I have a couple of questions that are similar in nature:
1) I am trying to find the surface area of this when I rotate it around the x-axis. I have $y = \sqrt{5-x}$ when $3 \leq x \leq 5$
Say $dy/dx = \frac{1}{2}(5-x)^{\frac{-1}{2}}$. Then $(dy/dx)^2 = \frac{1}{4}(5-x)^{-1}$ and thus
$$SA = 2 \pi \int_3^5 \sqrt{5-x} * \sqrt{1 + \frac{1}{4} (5-x)^{-1}}$$
I want to find the exact surface area. Where do I go from here?
EDIT: Can I do this?
$$\begin{align} SA &= 2 \pi \int_3^5 \sqrt{(5-x) + \frac{1}{4}}dx\\ &= 2 \pi \int_3^5 \sqrt{(5-x) + \frac{1}{4}}dx\\ &= 2 \pi \int_3^5 \sqrt{\frac{21}{4} - x} dx\\ &= 2 \pi \int_3^5 \sqrt{\frac{21}{4} - \frac{4x}{4}} dx\\ &= \pi \int_3^5 \sqrt{21 - 4x} dx \end{align}$$
Am I on the right track?
2) In this case, I have $y^2 = x + 1$ when $0 \leq x \leq 3$
So $y = \sqrt{x+1}$ and so $$\frac{dy}{dx} = \frac{1}{2}(x+1)^{\frac{-1}{2}}$$ and $$\left( \frac{dy}{dx} \right)^2 = \frac{1}{4}(x+1)^{-1}$$
So
$$SA = 2 \pi \int_0^3 \sqrt{x+1} \sqrt{1 + \frac{1}{4 (x+1)}}$$
EDIT
Am I on the right track:
$$SA = 2 \pi * \int_0^3 \sqrt{x+1 + \frac{1}{4}}$$
$$SA = 2 \pi * \int_0^3 \sqrt{x+\frac{5}{4}}$$
and $u = x + \frac{5}{4}$ and $du = dx$
so
$$2 \pi \int_0^3 \sqrt{x + \frac{5}{4}}dx$$
$$2 \pi \int_{\frac{5}{4}}^{\frac{17}{4}} \sqrt{u}du$$
$$2 \pi \frac{2}{3}u^{\frac{2}{3}}\biggr]_{\frac{5}{4}}^{\frac{17}{4}}$$
$$\frac{4 \pi}{3} \bigg(\frac{17}{4} \sqrt{\frac{17}{4}} - \frac{5}{4} \sqrt{\frac{5}{4}}\bigg)$$
For the first question, notice:
$$\begin{align} \sqrt{5-x} * \sqrt{1 + \frac{1}{4} (5-x)^{-1}} &= \sqrt{(5-x)\left( 1 + \frac{1}{4} (5-x)^{-1} \right)} \\ &= \sqrt{(5-x)+(1/4)} \\ &= \sqrt{-x+ \frac{21}{4}} \end{align}$$
Thus the integral becomes
$$SA = 2\pi \int_3^5 \sqrt{-x+ \frac{21}{4}} dx$$
A simple $u$-substitution where $u$ equals what is under the radicand should make the rest of the integral easy to calculate.

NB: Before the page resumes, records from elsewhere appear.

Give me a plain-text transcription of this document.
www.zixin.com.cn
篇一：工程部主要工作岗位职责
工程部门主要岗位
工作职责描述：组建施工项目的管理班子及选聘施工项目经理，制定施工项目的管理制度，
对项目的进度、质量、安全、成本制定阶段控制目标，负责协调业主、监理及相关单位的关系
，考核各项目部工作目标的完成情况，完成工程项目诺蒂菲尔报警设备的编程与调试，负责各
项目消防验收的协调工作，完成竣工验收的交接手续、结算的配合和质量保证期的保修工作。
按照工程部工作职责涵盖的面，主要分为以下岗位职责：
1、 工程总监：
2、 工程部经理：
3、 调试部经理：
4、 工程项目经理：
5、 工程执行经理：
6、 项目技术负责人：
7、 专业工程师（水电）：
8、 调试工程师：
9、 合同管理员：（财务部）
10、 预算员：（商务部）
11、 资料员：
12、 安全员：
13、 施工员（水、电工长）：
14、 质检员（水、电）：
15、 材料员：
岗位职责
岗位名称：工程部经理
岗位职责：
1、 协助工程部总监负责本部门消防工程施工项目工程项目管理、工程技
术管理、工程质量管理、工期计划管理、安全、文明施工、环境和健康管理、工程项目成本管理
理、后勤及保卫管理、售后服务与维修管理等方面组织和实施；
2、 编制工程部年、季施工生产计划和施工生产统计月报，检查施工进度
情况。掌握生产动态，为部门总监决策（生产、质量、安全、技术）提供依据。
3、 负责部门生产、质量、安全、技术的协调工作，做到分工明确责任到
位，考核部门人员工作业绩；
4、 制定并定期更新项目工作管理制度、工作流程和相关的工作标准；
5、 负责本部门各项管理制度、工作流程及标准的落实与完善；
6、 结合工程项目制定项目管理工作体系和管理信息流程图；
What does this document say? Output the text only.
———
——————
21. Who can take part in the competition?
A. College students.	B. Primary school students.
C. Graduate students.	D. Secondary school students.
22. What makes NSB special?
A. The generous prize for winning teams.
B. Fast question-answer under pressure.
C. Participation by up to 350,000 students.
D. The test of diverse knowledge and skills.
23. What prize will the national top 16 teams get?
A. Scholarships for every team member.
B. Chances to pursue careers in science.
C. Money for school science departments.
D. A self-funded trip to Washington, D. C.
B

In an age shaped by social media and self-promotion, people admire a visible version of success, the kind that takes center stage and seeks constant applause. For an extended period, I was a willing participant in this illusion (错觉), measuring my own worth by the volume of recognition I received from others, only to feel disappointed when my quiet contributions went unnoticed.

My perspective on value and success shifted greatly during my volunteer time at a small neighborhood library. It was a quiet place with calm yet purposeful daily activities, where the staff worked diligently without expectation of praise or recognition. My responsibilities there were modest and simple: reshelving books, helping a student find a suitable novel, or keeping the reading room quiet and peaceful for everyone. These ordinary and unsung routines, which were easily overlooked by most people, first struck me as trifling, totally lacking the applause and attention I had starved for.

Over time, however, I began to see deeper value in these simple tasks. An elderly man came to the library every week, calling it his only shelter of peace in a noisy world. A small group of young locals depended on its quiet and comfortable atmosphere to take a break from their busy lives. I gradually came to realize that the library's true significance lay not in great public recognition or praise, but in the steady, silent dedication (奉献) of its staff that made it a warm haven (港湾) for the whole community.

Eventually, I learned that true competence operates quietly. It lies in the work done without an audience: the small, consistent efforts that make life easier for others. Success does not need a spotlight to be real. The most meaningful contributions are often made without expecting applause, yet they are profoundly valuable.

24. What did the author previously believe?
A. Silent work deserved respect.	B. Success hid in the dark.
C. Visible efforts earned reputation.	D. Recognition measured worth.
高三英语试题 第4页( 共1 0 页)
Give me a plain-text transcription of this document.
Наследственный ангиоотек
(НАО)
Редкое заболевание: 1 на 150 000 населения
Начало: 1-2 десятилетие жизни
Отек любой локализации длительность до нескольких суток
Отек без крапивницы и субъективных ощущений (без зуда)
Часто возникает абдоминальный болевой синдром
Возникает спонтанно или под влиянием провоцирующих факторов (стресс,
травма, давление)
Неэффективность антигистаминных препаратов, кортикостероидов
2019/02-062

EDIT: To address the edit you made to the question OP, yes, that method is also a valid way of approaching this. You will still have to make the $u$-substitution of $u=21-4x$ there, though, so in my opinion just doing it right off the bat results in less computation. Matter of opinion though.
The same principle follows for your second question, yielding
$$SA = 2\pi \int_0^3 \sqrt{x + \frac 5 4} dx$$
And of course, a substitution where $u$ is the radicand makes the rest a fairly simple calculation.
For positive real numbers $a,b$, it is helpful to note that
$$\sqrt{a} \cdot \sqrt{b} = \sqrt{a \cdot b}$$
This is the property we made use of here.